ESPE2018 Poster Presentations Pituitary, Neuroendocrinology and Puberty P3 (38 abstracts)
aAnkara University School of Medicine, Department of Pediatric Endocrinology, Ankara, Turkey; bİntergen Genetic Center, Ankara, Turkey
Background: Sotos syndrome is a rare syndrome; with distinctive clinical findings include typical facial appearance, learning disability; and overgrowth. Advanced bone age can be detected in some cases while precocious puberty reported only in two cases until now.

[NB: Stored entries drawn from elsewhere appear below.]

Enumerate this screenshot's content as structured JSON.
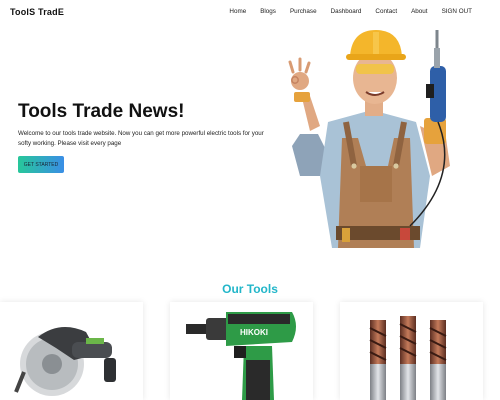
{
  "brand": "ToolS TradE",
  "nav": {
    "home": "Home",
    "blogs": "Blogs",
    "purchase": "Purchase",
    "dashboard": "Dashboard",
    "contact": "Contact",
    "about": "About",
    "signout": "SIGN OUT"
  },
  "hero": {
    "title": "Tools Trade News!",
    "text": "Welcome to our tools trade website. Now you can get more powerful electric tools for your softy working. Please visit every page",
    "cta": "GET STARTED",
    "drill_brand": "HIKOKI"
  },
  "tools_section": {
    "title": "Our Tools",
    "items": [
      {
        "icon": "circular-saw-icon"
      },
      {
        "icon": "impact-drill-icon"
      },
      {
        "icon": "end-mill-bits-icon"
      }
    ]
  },
  "colors": {
    "accent": "#22b6c9",
    "cta_start": "#27c79a",
    "cta_end": "#3a8ee6",
    "drill_green": "#2e9b47"
  }
}
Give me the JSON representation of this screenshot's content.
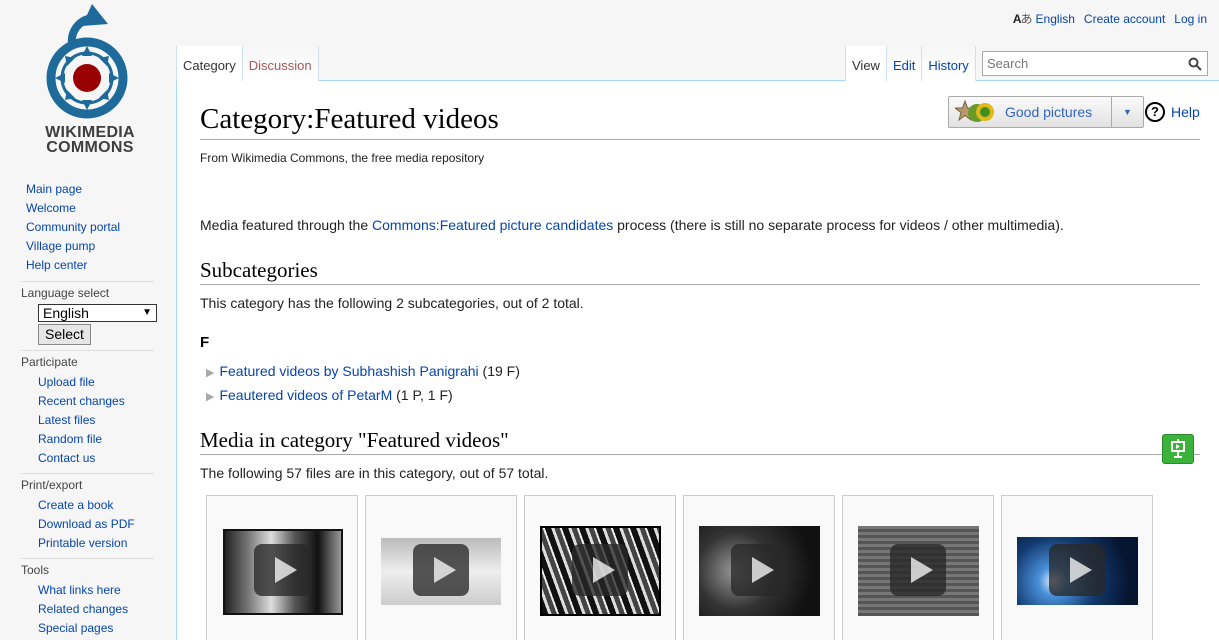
{
  "personal": {
    "language": "English",
    "create_account": "Create account",
    "log_in": "Log in"
  },
  "logo": {
    "line1": "WIKIMEDIA",
    "line2": "COMMONS"
  },
  "sidebar": {
    "navigation": [
      "Main page",
      "Welcome",
      "Community portal",
      "Village pump",
      "Help center"
    ],
    "language_select": {
      "heading": "Language select",
      "selected": "English",
      "button": "Select"
    },
    "participate": {
      "heading": "Participate",
      "items": [
        "Upload file",
        "Recent changes",
        "Latest files",
        "Random file",
        "Contact us"
      ]
    },
    "print_export": {
      "heading": "Print/export",
      "items": [
        "Create a book",
        "Download as PDF",
        "Printable version"
      ]
    },
    "tools": {
      "heading": "Tools",
      "items": [
        "What links here",
        "Related changes",
        "Special pages"
      ]
    }
  },
  "tabs": {
    "category": "Category",
    "discussion": "Discussion",
    "view": "View",
    "edit": "Edit",
    "history": "History"
  },
  "search": {
    "placeholder": "Search"
  },
  "page": {
    "title": "Category:Featured videos",
    "site_sub": "From Wikimedia Commons, the free media repository",
    "gallery_button": "Good pictures",
    "help": "Help",
    "intro_before": "Media featured through the ",
    "intro_link": "Commons:Featured picture candidates",
    "intro_after": " process (there is still no separate process for videos / other multimedia).",
    "subcategories_heading": "Subcategories",
    "subcategories_desc": "This category has the following 2 subcategories, out of 2 total.",
    "letter": "F",
    "subcategories": [
      {
        "name": "Featured videos by Subhashish Panigrahi",
        "count": "(19 F)"
      },
      {
        "name": "Feautered videos of PetarM",
        "count": "(1 P, 1 F)"
      }
    ],
    "media_heading": "Media in category \"Featured videos\"",
    "media_desc": "The following 57 files are in this category, out of 57 total."
  },
  "colors": {
    "link": "#0645ad",
    "new_link": "#a55858",
    "slideshow": "#3bb33b"
  }
}
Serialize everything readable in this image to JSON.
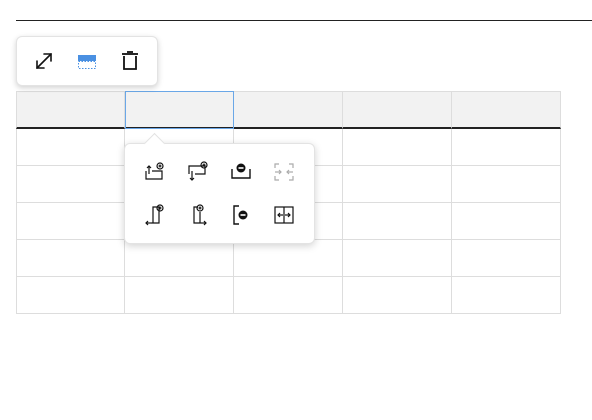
{
  "colors": {
    "accent": "#4a90e2",
    "border": "#dddddd",
    "header_bg": "#f2f2f2",
    "selected_bg": "#eef5fd",
    "icon": "#111111"
  },
  "toolbar": {
    "buttons": [
      {
        "icon": "expand-icon"
      },
      {
        "icon": "header-row-icon"
      },
      {
        "icon": "trash-icon"
      }
    ]
  },
  "table": {
    "columns": 5,
    "header_rows": 1,
    "body_rows": 5,
    "selected_cell": {
      "row": 0,
      "col": 1
    },
    "cells": [
      [
        "",
        "",
        "",
        "",
        ""
      ],
      [
        "",
        "",
        "",
        "",
        ""
      ],
      [
        "",
        "",
        "",
        "",
        ""
      ],
      [
        "",
        "",
        "",
        "",
        ""
      ],
      [
        "",
        "",
        "",
        "",
        ""
      ],
      [
        "",
        "",
        "",
        "",
        ""
      ]
    ]
  },
  "cell_menu": {
    "buttons": [
      {
        "icon": "insert-row-above-icon",
        "enabled": true
      },
      {
        "icon": "insert-row-below-icon",
        "enabled": true
      },
      {
        "icon": "delete-row-icon",
        "enabled": true
      },
      {
        "icon": "merge-cells-icon",
        "enabled": false
      },
      {
        "icon": "insert-column-left-icon",
        "enabled": true
      },
      {
        "icon": "insert-column-right-icon",
        "enabled": true
      },
      {
        "icon": "delete-column-icon",
        "enabled": true
      },
      {
        "icon": "split-cell-icon",
        "enabled": true
      }
    ]
  }
}
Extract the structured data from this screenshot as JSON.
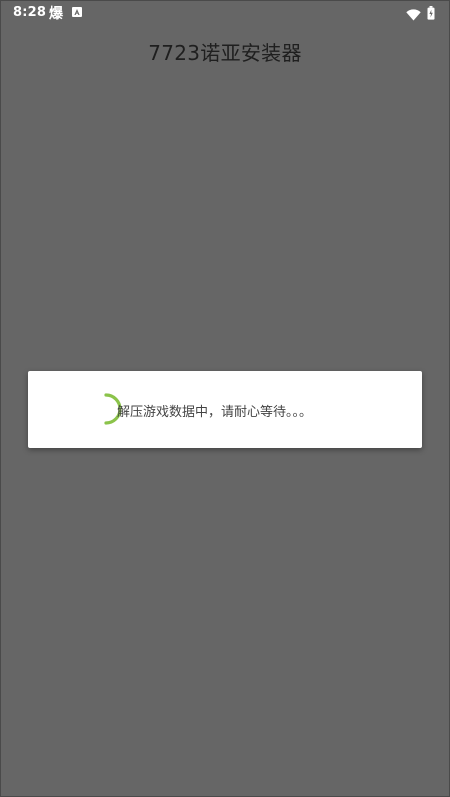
{
  "status_bar": {
    "time": "8:28",
    "notification_glyph": "爆",
    "icons": [
      "notification-icon",
      "app-a-icon",
      "wifi-icon",
      "battery-icon"
    ]
  },
  "app": {
    "title": "7723诺亚安装器"
  },
  "dialog": {
    "message": "解压游戏数据中，请耐心等待。。。",
    "spinner_color": "#8BC34A"
  },
  "colors": {
    "scrim": "#666666",
    "dialog_bg": "#FFFFFF",
    "title_text": "#1F1F1F"
  }
}
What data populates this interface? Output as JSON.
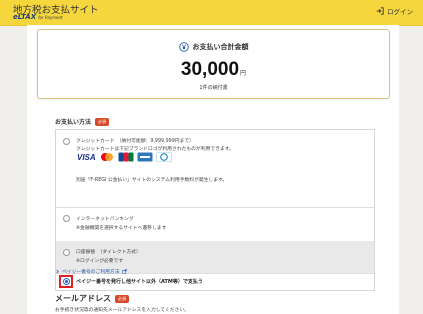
{
  "header": {
    "title": "地方税お支払サイト",
    "logo_text": "eLTAX",
    "logo_sub": "for Payment",
    "login_label": "ログイン"
  },
  "summary": {
    "heading": "お支払い合計金額",
    "amount": "30,000",
    "unit": "円",
    "count": "1件の納付書"
  },
  "payment_method": {
    "title": "お支払い方法",
    "required_badge": "必須",
    "options": [
      {
        "name": "クレジットカード",
        "line1": "クレジットカード　（納付可能額：9,999,999円まで）",
        "line2": "クレジットカードは下記ブランドロゴが利用されたものが利用できます。",
        "note": "別途「F-REGI 公金払い」サイトのシステム利用手数料が発生します。",
        "card_brands": [
          "VISA",
          "Mastercard",
          "JCB",
          "American Express",
          "Diners Club"
        ],
        "selected": false
      },
      {
        "name": "インターネットバンキング",
        "line1": "インターネットバンキング",
        "line2": "※金融機関を選択するサイトへ遷移します",
        "selected": false
      },
      {
        "name": "口座振替",
        "line1": "口座振替　（ダイレクト方式）",
        "line2": "※ログインが必要です",
        "selected": false
      },
      {
        "name": "ペイジー",
        "line1": "ペイジー番号を発行し他サイト以外（ATM等）で支払う",
        "selected": true
      }
    ],
    "help_link": "ペイジー番号のご利用方法"
  },
  "email": {
    "title": "メールアドレス",
    "required_badge": "必須",
    "hint": "お手続き状況等の通知先メールアドレスを入力してください。"
  },
  "colors": {
    "header_bg": "#f5d63d",
    "accent_blue": "#1e67d8",
    "highlight_red": "#e32020",
    "badge_red": "#d64a2a"
  }
}
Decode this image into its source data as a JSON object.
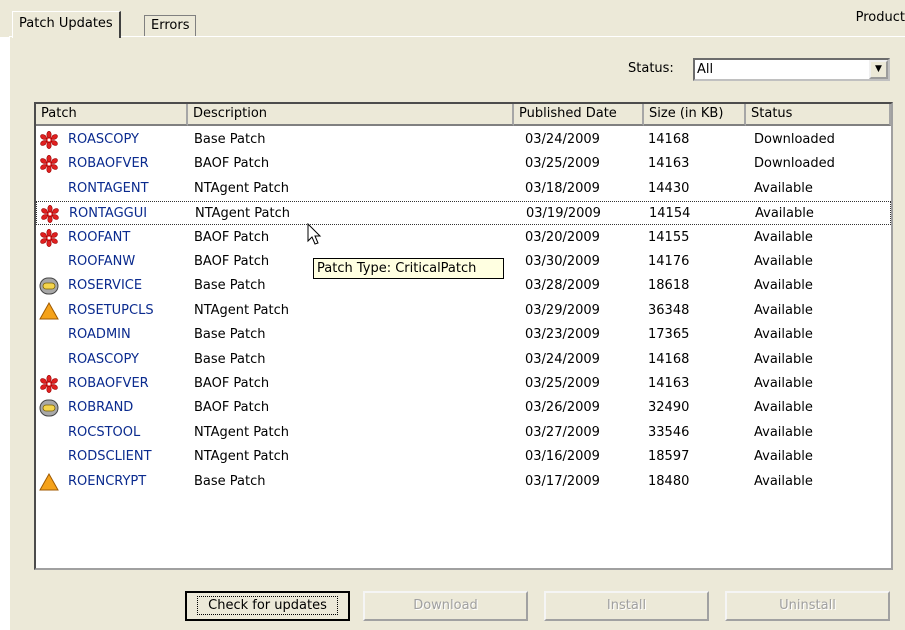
{
  "tabs": [
    {
      "label": "Patch Updates"
    },
    {
      "label": "Errors"
    }
  ],
  "product_label": "Product",
  "filter": {
    "label": "Status:",
    "value": "All"
  },
  "columns": [
    "Patch",
    "Description",
    "Published Date",
    "Size (in KB)",
    "Status"
  ],
  "rows": [
    {
      "icon": "critical-icon",
      "patch": "ROASCOPY",
      "description": "Base Patch",
      "date": "03/24/2009",
      "size": "14168",
      "status": "Downloaded"
    },
    {
      "icon": "critical-icon",
      "patch": "ROBAOFVER",
      "description": "BAOF Patch",
      "date": "03/25/2009",
      "size": "14163",
      "status": "Downloaded"
    },
    {
      "icon": "none",
      "patch": "RONTAGENT",
      "description": "NTAgent Patch",
      "date": "03/18/2009",
      "size": "14430",
      "status": "Available"
    },
    {
      "icon": "critical-icon",
      "patch": "RONTAGGUI",
      "description": "NTAgent Patch",
      "date": "03/19/2009",
      "size": "14154",
      "status": "Available"
    },
    {
      "icon": "critical-icon",
      "patch": "ROOFANT",
      "description": "BAOF Patch",
      "date": "03/20/2009",
      "size": "14155",
      "status": "Available"
    },
    {
      "icon": "none",
      "patch": "ROOFANW",
      "description": "BAOF Patch",
      "date": "03/30/2009",
      "size": "14176",
      "status": "Available"
    },
    {
      "icon": "optional-icon",
      "patch": "ROSERVICE",
      "description": "Base Patch",
      "date": "03/28/2009",
      "size": "18618",
      "status": "Available"
    },
    {
      "icon": "warning-icon",
      "patch": "ROSETUPCLS",
      "description": "NTAgent Patch",
      "date": "03/29/2009",
      "size": "36348",
      "status": "Available"
    },
    {
      "icon": "none",
      "patch": "ROADMIN",
      "description": "Base Patch",
      "date": "03/23/2009",
      "size": "17365",
      "status": "Available"
    },
    {
      "icon": "none",
      "patch": "ROASCOPY",
      "description": "Base Patch",
      "date": "03/24/2009",
      "size": "14168",
      "status": "Available"
    },
    {
      "icon": "critical-icon",
      "patch": "ROBAOFVER",
      "description": "BAOF Patch",
      "date": "03/25/2009",
      "size": "14163",
      "status": "Available"
    },
    {
      "icon": "optional-icon",
      "patch": "ROBRAND",
      "description": "BAOF Patch",
      "date": "03/26/2009",
      "size": "32490",
      "status": "Available"
    },
    {
      "icon": "none",
      "patch": "ROCSTOOL",
      "description": "NTAgent Patch",
      "date": "03/27/2009",
      "size": "33546",
      "status": "Available"
    },
    {
      "icon": "none",
      "patch": "RODSCLIENT",
      "description": "NTAgent Patch",
      "date": "03/16/2009",
      "size": "18597",
      "status": "Available"
    },
    {
      "icon": "warning-icon",
      "patch": "ROENCRYPT",
      "description": "Base Patch",
      "date": "03/17/2009",
      "size": "18480",
      "status": "Available"
    }
  ],
  "tooltip": "Patch Type: CriticalPatch",
  "buttons": [
    {
      "label": "Check for updates",
      "enabled": true
    },
    {
      "label": "Download",
      "enabled": false
    },
    {
      "label": "Install",
      "enabled": false
    },
    {
      "label": "Uninstall",
      "enabled": false
    }
  ]
}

Case: A 6,5 months of age male infant admitted to clinic with neuromotor delay and macrogenitalia. He was second child of unrelated healthy parents, and birth-weight was 4200 g. In physical examination: height: 75 cm (HSDS: +2,3), weight: 10.5 kg, RBMI was 90%, testicular volume 4 ml bilaterally, penis length was 6.7 cm. Mild facial dysmorphism with global developmental delay were noticed. In laboratory evaluation, high basal testosterone level (88 ng/dl), and high basal and stimulated gonadotropins (bLH: 1.56 mIU/ml, bFSH: 1.02 mIU/ml, stimulated LH: 43.3 mIU/ml, stimulated FSH: 3,65 mIU/ml) were confirmed central precocious puberty. Cranial imaging studies revealed normal pituitary gland. Bone age was 1 year. LHRH analogue at dose of 250 mcg/kg/month was started. Because the HHG axis was not controlled efficiently, the dose of LHRHa increased to 500 mcg/kg/month. At the age of 2,5 years, increase of testicular volume to 8 ml and penile length to 9 cm were detected. Bone age advanced to 4.5 years. Cyproterone acetate 50 mg/day was added to treatment. With combined treatment, patients clinical and laboratory progression was controlled. As his phenotype was resembled to Sotos syndrome, we performed NSD1 analysis and detected a heterozygous mutation NM_022455.4:c.5177C>G(p.Pro1726Arg).
Conclusion: Central precocious puberty can be accompanied with Sotos syndrome, and overgrowth can be related either to syndrome itself, and precocious puberty. Treatment can also be very challenging with required high dose and combined treatment. Although we can not explain the reason of central precocious puberty in Sotos syndrome, it can be related to mutation characteristics of NDS1, or other underlying reasons that need to be demonstrated.